Nirex proposes to excavate an underground laboratory to investigate the suitability of the rocks and underground geological formations at the Sellafield site. But while the committee welcomes the move, it warns that Nirex is trying to press ahead too quickly with sinking the main shafts.
The main factor in the long- term safety of the repository is the flow of underground water which could dissolve radioactive materials and bring them back to the surface, possibly to contaminate drinking water. By sinking the access shafts to the laboratory, Nirex will change the natural patterns of groundwater flow.
The committee says that Nirex should monitor the flow of groundwater for at least 18 months to two years before it starts excavating the shafts.

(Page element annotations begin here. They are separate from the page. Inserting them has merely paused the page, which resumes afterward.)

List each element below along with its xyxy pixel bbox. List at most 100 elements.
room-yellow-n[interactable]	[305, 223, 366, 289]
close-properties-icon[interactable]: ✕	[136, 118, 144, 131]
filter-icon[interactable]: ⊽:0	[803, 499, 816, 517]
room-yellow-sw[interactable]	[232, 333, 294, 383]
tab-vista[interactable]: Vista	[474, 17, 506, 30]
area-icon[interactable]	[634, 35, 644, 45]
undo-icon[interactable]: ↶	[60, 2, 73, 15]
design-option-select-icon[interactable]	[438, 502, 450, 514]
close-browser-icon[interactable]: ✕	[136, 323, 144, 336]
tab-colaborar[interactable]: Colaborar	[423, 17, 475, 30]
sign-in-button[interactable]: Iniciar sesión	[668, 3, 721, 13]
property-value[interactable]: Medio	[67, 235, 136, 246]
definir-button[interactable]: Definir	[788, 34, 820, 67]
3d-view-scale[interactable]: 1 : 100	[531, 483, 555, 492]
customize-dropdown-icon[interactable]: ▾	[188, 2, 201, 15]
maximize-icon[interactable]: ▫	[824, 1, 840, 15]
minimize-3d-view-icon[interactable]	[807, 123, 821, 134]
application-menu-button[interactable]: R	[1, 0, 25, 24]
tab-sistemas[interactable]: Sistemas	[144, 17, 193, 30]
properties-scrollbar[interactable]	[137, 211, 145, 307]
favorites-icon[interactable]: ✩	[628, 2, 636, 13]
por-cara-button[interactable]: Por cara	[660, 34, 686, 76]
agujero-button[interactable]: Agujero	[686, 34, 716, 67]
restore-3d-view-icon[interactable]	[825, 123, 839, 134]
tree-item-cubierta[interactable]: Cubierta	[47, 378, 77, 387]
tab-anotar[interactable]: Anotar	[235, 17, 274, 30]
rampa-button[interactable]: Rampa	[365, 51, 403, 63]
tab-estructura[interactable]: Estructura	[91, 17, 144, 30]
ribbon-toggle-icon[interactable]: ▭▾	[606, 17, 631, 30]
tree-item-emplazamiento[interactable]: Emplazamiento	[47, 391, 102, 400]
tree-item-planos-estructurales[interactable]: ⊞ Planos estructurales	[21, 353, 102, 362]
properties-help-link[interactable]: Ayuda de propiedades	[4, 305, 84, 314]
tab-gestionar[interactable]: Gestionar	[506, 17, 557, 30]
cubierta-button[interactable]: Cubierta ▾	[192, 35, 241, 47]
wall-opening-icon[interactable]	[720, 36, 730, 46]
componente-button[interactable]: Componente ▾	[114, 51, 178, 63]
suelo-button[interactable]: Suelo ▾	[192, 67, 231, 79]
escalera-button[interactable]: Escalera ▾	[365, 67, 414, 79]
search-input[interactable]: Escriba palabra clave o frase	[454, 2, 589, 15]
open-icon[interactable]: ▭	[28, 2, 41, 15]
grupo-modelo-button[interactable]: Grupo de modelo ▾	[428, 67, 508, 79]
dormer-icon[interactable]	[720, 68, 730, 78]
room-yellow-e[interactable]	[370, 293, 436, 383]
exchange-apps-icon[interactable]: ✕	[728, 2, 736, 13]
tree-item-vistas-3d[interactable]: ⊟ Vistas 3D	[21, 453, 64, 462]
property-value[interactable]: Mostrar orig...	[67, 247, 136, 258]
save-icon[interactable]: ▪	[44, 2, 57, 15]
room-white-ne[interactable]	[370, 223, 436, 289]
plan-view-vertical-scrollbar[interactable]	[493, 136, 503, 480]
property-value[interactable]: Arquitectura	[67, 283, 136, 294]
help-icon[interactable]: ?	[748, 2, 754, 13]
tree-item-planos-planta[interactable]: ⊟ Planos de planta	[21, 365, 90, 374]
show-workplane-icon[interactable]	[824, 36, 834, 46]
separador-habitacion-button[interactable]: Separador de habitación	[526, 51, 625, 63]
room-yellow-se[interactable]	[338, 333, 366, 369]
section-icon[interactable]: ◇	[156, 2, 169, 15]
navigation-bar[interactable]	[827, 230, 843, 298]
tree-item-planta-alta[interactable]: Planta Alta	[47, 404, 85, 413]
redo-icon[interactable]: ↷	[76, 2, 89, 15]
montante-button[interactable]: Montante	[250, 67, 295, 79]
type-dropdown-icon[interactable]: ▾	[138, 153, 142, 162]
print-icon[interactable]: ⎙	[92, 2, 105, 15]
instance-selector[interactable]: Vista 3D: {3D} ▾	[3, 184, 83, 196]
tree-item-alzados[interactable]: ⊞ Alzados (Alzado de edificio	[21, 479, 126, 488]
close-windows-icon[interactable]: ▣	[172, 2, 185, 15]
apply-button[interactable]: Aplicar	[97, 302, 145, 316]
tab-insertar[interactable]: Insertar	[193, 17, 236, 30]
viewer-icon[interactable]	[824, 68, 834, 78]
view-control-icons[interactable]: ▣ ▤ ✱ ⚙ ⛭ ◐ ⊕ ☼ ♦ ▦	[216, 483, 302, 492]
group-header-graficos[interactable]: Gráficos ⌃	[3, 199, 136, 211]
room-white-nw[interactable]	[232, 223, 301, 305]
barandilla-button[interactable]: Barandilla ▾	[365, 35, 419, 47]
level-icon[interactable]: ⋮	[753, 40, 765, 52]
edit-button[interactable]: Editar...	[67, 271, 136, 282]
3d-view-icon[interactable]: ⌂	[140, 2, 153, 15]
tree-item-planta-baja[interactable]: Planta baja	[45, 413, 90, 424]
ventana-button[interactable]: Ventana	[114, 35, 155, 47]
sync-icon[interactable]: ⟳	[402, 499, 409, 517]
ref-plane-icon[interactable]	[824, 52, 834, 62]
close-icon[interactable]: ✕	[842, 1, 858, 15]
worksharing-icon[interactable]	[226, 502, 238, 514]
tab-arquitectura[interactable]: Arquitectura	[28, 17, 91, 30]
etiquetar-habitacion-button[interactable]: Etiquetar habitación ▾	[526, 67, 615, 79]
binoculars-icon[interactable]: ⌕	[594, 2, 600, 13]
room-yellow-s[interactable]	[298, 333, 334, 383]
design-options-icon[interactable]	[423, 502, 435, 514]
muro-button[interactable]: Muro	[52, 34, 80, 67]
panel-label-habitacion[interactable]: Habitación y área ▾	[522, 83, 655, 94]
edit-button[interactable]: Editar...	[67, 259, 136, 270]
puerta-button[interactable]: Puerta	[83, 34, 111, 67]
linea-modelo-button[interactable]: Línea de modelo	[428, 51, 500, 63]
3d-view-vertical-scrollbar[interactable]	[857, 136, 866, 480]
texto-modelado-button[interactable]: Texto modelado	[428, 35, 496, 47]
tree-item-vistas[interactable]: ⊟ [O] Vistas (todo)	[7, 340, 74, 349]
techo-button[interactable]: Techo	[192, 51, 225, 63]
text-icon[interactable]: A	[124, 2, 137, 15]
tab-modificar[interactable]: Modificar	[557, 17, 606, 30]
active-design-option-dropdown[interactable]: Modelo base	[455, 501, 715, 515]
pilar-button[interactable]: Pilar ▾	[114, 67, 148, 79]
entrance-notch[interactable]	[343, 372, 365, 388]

And, in what could be a costly recommendation, it says that the shafts should have a watertight lining down their entire length.
The committee also thinks Nirex should allow time for the trial disposal and subsequent recovery of radioactive wastes, as is being done in the US and Canada. 'Such precommissioning trials could become an internationally accepted best practice,' the report says. The experiments could take a further five years, pushing the timetable back to 2015.
UK Nirex said yesterday it had refined its plans and would freeze the rocks at the top of the shaft excavations to stop disturbance of underground water flows. The company would be seeking clarification of the suggestion that trial emplacement and retrieval of waste might be required, and would give the suggestion 'full consideration in planning its forward programme'. The company added: 'The timing of every stage will be managed pragmatically and if we need to take longer at any stage then we will do so.'
Response by the Radioactive Waste Management Advisory Committee to UK Nirex Ltd's Consultative Document on a Rock Characterisation Facility. Department of the Environment, February 1993.